I have been experiencing post-holiday cooking burnout. It actually started on Christmas Eve, when I was overly tired after baking tons of cookies and other food. Our fish feast was about to begin when I mistakenly poured homemade eggnog into the shallot cream sauce for the mussels. It was salvageable, but just barely. It was a huge disappointment for me but hilarious for my family, who will never let me live that one down. My kitchen appliances have had a workout, too. This morning the microwave caught fire and is now history. This afternoon the oven door broke a few minutes after I busted the lid on my slow cooker (I will be doing a bit of shopping this weekend for replacements). The last few weeks I have been focusing on vegetables and simple salads, which is what one does in January after the gluttony of November and December. One of my simple vegetable recipes is this cauliflower dish.

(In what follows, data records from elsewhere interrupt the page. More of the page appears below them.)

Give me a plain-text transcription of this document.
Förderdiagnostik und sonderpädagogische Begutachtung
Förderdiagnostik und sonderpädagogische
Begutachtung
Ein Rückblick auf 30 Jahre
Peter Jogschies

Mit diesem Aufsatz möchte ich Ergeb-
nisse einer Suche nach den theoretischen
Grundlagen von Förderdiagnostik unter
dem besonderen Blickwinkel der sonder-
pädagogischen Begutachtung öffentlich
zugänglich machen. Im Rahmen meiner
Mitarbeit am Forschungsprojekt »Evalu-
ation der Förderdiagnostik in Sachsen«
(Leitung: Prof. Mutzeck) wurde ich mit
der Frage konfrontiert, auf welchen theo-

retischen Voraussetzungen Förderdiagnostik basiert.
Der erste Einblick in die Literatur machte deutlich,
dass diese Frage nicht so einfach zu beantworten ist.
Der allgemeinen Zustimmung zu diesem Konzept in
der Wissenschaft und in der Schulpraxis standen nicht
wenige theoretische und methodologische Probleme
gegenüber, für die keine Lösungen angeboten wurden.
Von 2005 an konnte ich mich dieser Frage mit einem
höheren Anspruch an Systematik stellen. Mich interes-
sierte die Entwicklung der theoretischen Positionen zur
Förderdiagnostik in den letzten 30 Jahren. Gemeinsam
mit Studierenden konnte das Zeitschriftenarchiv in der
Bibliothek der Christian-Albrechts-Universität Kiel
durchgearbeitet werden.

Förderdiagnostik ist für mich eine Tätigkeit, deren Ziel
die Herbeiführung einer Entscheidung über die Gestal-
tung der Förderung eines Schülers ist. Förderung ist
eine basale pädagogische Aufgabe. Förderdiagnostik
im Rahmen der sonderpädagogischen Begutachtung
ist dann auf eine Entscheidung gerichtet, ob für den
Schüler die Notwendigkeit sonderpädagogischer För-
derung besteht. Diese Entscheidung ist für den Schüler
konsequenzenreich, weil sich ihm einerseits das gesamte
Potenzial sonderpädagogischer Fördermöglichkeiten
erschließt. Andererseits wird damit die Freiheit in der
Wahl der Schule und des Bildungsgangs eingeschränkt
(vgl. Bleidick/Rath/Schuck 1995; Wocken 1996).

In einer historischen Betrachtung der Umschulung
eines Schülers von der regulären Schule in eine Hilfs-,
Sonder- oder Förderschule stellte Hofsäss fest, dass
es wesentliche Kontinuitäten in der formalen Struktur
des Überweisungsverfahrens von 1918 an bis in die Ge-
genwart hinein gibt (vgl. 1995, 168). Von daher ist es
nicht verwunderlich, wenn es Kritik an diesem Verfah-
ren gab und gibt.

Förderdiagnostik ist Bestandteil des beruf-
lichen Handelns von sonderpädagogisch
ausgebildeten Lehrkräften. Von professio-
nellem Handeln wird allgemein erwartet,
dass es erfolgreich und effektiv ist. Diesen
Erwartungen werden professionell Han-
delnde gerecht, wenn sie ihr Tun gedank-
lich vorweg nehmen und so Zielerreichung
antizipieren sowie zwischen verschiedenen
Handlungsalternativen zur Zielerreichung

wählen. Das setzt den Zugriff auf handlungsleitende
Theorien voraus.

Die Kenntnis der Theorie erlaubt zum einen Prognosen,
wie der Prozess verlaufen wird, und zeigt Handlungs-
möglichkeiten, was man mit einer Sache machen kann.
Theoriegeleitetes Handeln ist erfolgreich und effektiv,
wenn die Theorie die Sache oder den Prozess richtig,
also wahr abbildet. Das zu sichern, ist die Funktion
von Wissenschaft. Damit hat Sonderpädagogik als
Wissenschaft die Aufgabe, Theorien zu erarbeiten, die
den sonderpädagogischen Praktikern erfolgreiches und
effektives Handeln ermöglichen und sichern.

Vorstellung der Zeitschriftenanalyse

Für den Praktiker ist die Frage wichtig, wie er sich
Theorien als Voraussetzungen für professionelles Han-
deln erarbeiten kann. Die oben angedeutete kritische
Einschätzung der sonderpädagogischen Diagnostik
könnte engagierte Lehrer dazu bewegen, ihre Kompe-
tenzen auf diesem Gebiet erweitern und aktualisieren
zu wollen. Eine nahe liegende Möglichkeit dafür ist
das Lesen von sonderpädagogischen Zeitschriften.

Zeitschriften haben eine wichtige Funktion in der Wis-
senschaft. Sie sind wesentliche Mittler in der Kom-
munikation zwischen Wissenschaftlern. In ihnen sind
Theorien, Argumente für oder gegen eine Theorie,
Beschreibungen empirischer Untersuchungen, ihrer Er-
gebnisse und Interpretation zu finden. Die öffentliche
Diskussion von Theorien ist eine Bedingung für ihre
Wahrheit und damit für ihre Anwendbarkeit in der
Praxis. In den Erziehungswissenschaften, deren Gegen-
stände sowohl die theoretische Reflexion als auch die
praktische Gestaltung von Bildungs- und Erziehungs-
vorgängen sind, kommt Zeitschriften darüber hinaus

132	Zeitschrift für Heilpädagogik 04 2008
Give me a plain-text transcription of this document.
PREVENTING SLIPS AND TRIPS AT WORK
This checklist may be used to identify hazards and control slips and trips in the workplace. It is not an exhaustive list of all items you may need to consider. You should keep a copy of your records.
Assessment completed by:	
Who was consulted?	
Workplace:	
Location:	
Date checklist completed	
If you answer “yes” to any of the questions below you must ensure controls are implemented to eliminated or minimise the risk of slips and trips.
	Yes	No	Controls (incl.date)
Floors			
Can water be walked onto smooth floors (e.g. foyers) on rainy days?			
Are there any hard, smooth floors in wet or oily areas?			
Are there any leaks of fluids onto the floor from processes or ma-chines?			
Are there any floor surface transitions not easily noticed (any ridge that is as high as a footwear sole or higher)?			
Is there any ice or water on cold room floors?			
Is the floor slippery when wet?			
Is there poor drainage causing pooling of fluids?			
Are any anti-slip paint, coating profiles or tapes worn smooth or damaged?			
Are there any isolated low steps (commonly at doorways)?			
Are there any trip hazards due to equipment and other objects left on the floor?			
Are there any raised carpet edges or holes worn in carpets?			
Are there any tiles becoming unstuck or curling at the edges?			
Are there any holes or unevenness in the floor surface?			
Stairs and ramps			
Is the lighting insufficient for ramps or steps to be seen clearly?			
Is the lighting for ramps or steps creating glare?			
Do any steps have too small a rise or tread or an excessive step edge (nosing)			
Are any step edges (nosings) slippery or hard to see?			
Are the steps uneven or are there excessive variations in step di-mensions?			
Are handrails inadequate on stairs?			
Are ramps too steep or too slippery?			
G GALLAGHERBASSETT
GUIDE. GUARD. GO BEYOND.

It does not require much work but is full of flavor.
Roasted Cauliflower with Olives
1 medium head cauliflower, cut into florets
3 Tbsp. extra virgin olive oil
salt and pepper
1/4 c. pitted kalamata olives, chopped
Preheat oven to 400 degrees. Place cut cauliflower on baking sheet. Drizzle with 2 Tablespoons of the olive oil. Sprinkle with salt and pepper. Stir to coat evenly with oil. Roast for 35-40 minutes, stirring occasionally until the cauliflower is lightly browned and fork tender. Transfer the cauliflower to a serving dish. Drizzle with the remaining tablespoon of olive oil, then sprinkle with chopped olives and toss. Serves 4.